Nella festa dei Santi Innocenti, i bambini uccisi da Erode nel tentativo di eliminare anche Gesù, il ritornello del Salmo Responsoriale propone "a tè grida, o Signore, il dolore innocente", chiaramente riproposto dalle due donne. L'una in ginocchio, stravolta, presenta tra le braccia l'innocenza del proprio figlio, quasi a riproporre quel grido. L'altra, in piedi, membro di un coro di tragedia greca, amplifica, con quella bocca spalancata, quanto la prima donna, grembo per la propria creatura , non riesce a far risuonare sulla terra e nel cielo. Il genio femminile che, come annotava Giovanni Paolo II può salvare il mondo, qui è sconvolto dal dolore, fino a imporre figure in abiti enormi, quasi esagerati, volti stravolti, chiusi in una sofferenza e tormento, dolore e angoscia senza speranza. Ma ci può essere dignità e bellezza nel dolore? Se, come diceva Dostojewski, "la bellezza salverà il mondo", qui non c'è bellezza alcuna, qui c'è un disperato soffrire, senza cielo. La bellezza è in Gesù che ci è offerto non di fronte, ma di spalle con lineamenti, armoniosi e dolci, più femminili che maschili. Il corpo non è devastato da ferite e piaghe e, se ci sono, sono elementi che ingentiliscono, nobilitano la figura. Sono ormai i segni distintivi, le "onorificenze" di un amore che non può ignorare la croce, perché scelta e voluta.

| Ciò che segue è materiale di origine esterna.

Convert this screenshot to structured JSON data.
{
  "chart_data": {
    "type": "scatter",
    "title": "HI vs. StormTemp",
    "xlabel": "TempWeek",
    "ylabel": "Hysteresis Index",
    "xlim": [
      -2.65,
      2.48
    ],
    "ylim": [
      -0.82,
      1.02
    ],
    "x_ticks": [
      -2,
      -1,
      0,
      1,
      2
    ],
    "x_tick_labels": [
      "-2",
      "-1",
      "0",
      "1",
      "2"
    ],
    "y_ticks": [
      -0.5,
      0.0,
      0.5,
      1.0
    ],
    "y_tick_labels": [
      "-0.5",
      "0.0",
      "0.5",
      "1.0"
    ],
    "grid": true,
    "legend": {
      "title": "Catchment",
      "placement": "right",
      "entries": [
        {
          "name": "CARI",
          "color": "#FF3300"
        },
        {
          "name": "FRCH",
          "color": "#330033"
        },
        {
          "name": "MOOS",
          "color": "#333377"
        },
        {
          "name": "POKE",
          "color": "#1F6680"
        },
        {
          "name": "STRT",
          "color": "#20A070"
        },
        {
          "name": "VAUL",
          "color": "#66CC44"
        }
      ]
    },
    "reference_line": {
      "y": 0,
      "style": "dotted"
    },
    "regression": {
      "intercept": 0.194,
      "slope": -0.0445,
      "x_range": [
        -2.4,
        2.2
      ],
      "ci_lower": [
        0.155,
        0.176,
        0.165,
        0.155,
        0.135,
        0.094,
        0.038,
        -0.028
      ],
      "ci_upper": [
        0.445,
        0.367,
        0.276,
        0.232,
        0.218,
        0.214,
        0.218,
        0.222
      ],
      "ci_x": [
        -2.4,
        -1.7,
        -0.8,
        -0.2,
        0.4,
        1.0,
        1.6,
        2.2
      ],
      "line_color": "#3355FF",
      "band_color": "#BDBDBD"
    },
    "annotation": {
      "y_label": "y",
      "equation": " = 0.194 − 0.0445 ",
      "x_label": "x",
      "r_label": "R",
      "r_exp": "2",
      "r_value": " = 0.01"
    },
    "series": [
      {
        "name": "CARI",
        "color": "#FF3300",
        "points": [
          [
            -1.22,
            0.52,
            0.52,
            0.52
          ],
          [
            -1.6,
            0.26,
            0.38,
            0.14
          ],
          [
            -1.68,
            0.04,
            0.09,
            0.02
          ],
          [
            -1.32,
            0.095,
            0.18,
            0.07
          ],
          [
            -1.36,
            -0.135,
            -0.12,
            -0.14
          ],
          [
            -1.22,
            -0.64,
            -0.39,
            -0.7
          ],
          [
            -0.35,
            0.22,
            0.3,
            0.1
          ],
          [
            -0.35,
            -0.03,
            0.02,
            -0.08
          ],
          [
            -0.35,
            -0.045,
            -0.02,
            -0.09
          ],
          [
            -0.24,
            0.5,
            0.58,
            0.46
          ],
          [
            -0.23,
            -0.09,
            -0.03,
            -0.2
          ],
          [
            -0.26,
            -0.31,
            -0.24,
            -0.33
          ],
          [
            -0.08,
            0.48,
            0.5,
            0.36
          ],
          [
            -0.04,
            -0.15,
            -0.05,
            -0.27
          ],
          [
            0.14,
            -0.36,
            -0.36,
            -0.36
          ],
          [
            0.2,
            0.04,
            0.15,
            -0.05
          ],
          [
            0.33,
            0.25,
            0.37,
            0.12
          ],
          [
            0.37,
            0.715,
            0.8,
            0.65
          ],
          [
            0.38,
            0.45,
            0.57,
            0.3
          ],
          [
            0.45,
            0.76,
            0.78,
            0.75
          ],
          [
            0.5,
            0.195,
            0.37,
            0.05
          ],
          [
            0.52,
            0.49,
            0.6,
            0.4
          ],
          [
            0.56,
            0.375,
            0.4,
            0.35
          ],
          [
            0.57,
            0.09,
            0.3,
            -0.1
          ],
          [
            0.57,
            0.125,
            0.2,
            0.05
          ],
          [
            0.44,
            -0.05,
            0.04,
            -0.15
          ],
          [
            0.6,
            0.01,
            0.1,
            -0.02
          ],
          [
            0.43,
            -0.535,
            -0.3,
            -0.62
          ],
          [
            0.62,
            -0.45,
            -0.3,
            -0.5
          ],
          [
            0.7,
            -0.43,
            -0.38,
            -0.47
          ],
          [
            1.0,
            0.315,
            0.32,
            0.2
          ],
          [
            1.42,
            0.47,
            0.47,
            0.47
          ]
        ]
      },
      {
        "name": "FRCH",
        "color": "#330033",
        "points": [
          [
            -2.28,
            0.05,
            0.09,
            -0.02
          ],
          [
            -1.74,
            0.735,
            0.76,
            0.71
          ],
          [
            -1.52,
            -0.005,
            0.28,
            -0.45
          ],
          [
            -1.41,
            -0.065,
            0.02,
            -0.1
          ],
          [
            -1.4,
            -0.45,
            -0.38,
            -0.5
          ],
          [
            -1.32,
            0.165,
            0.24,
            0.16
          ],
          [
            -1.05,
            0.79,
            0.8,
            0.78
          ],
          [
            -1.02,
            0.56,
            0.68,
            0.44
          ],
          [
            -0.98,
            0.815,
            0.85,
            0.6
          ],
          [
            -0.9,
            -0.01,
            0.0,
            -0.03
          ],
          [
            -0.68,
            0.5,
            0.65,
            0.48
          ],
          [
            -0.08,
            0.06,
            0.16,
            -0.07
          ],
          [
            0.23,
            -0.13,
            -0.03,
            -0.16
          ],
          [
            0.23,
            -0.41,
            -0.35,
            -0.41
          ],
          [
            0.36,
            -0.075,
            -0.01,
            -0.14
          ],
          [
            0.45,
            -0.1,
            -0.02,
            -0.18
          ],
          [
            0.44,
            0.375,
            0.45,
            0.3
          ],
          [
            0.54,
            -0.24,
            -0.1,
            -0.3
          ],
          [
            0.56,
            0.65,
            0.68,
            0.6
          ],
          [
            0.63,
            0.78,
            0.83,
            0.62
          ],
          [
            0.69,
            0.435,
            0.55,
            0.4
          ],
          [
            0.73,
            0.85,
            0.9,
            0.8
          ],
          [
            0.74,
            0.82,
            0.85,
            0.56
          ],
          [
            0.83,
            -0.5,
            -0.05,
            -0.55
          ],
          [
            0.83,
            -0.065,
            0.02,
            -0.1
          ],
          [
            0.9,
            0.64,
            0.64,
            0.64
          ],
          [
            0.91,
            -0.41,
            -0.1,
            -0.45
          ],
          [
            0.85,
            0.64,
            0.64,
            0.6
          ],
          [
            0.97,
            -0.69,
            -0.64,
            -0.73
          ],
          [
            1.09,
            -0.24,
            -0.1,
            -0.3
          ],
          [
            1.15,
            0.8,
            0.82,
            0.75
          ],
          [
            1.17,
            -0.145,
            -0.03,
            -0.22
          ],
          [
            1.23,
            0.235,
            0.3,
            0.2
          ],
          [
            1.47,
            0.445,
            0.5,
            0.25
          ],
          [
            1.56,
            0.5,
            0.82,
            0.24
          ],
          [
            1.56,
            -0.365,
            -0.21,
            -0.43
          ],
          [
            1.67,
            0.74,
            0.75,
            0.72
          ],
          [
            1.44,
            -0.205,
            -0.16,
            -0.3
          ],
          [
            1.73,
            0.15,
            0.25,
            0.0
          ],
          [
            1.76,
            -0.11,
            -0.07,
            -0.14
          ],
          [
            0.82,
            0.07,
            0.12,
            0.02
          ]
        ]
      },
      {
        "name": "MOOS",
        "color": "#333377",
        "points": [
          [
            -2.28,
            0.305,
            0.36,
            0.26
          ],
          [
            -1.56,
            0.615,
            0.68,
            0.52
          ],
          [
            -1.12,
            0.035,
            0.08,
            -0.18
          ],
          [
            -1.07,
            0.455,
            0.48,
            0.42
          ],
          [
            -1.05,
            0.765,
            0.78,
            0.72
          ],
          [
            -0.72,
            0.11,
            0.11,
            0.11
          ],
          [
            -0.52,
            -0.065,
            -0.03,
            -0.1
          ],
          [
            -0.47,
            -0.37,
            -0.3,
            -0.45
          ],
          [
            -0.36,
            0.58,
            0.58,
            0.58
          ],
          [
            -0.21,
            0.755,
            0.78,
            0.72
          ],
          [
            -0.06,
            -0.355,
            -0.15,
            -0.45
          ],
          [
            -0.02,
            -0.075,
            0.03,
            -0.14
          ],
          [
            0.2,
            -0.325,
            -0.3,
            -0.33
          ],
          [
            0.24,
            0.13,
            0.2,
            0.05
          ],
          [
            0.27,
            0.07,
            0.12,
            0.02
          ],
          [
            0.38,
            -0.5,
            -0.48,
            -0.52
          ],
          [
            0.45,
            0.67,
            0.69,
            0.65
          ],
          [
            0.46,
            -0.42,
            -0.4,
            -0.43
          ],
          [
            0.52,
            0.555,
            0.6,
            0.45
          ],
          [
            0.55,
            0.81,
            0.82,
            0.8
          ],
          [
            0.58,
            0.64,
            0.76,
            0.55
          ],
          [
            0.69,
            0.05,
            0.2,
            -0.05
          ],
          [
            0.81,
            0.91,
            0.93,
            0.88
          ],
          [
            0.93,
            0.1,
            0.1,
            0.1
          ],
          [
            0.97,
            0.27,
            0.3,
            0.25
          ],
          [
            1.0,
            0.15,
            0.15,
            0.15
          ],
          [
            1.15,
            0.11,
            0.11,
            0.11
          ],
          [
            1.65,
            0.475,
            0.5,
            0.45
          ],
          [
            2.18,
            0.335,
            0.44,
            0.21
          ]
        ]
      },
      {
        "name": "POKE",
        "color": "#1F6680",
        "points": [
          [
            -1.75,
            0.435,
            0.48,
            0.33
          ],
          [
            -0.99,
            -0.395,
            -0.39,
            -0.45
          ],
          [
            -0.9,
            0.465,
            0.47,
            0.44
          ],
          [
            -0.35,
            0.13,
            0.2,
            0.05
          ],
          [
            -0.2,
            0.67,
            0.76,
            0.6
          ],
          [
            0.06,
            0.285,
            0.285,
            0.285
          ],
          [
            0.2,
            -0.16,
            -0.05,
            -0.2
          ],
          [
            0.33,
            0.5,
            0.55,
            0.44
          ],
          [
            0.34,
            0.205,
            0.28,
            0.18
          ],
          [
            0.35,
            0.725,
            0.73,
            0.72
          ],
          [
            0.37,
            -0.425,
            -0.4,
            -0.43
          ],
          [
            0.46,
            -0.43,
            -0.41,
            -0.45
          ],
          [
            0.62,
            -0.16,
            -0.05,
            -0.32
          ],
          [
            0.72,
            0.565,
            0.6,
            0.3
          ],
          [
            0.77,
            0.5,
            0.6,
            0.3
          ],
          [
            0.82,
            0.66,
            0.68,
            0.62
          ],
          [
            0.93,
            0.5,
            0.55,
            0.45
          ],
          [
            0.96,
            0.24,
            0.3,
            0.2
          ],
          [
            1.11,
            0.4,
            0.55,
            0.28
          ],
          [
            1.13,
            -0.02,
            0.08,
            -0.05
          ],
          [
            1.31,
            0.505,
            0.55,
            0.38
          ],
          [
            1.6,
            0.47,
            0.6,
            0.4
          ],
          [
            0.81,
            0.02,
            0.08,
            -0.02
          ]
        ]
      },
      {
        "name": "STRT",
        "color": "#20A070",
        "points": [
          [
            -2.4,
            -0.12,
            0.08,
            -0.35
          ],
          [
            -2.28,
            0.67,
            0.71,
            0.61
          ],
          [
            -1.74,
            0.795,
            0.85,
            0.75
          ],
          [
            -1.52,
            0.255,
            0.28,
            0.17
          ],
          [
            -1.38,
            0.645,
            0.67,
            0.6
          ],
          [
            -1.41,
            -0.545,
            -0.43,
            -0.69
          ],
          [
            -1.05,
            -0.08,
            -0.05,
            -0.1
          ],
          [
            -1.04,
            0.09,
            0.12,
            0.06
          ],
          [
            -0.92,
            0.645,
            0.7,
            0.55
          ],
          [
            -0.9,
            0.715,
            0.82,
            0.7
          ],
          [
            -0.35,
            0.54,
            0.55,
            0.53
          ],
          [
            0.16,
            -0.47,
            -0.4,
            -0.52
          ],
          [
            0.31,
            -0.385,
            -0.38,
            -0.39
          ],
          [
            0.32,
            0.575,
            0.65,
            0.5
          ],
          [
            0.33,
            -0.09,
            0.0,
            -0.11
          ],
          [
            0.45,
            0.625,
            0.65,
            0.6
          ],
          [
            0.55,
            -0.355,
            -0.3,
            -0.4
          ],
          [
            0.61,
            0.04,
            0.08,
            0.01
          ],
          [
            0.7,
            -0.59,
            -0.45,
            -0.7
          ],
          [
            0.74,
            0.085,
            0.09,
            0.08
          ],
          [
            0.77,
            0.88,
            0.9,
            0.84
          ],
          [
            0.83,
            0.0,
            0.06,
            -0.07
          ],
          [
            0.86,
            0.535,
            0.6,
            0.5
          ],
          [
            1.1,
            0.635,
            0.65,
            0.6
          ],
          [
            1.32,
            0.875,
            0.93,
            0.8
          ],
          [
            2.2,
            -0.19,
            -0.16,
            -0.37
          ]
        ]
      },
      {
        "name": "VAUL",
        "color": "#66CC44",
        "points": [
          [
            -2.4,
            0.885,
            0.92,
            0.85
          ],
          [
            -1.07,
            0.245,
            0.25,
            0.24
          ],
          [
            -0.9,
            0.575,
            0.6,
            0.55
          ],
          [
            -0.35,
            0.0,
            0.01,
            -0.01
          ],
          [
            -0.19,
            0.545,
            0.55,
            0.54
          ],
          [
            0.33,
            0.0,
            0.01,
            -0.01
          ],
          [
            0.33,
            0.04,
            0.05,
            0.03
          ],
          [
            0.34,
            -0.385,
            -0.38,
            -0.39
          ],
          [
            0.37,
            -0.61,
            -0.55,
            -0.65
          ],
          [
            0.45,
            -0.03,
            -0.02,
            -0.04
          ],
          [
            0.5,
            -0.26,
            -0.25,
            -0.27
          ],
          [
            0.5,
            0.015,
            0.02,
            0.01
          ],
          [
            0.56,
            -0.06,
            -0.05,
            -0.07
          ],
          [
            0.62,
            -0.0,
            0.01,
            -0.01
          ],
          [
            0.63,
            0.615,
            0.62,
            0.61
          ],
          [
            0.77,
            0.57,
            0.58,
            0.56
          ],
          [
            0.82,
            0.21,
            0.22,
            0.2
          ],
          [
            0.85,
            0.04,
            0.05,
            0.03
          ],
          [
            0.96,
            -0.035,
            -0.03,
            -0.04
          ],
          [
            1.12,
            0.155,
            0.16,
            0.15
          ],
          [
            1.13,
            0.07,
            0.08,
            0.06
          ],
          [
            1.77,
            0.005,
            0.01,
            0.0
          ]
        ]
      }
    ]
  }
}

Perfino la croce è lì gentile e graziosa, sotto gli archi di un colonnato, collocato per richiamare la concretezza di un amore donato per chi vive nella città e tra le case.

Il dolore ha quindi una bellezza? Secondo una lettura che perdura nella chiesa ortodossa e da noi fino al Medioevo, il Cristo in croce è una maestà. La liturgia latina sintetizza questa scelta con quel "regnavit a ligno Deus" (Dio regnò dalla croce).

Dal cinquecento l'umanità di Cristo in croce, è bene evidenziata, con un'accurata anatomia, segnata da piaghe e ferite capaci di sconvol- gere e portare al pentimento per i propri peccati. Gli anziani ricordano questa preghiera: "eccomi, o mio amato e buon Gesù... che alla vostra presenza prostrato considero le vostre cinque piaghe".

L'arte cristiana, a differenza di molti monumenti ai caduti, evidenzia l'animo più che il corpo, sempre trasfigurato. Così Santa Lucia è piena di dignità con quel piattino su cui ci sono i suoi occhi, San Sebastiano, pur trafitto dalle frecce, è sereno... C'è quindi quella bel- lezza dell'amore che si dona che faceva esclamare a Tertulliano, autore cristiano del 11° secolo: "il sangue dei martiri è seme di cristiani".

Allo stesso modo il cuore di Madre Teresa di Calcutta, il suo amore, la sua dedizione rendeva amabile e pieno di fascino un volto devastato da rughe e il corpo segnato da deformazioni.

Ho bisogno di sostare davanti a questa bellezza, risposta eterna ad una bellezza apparente ed effimera.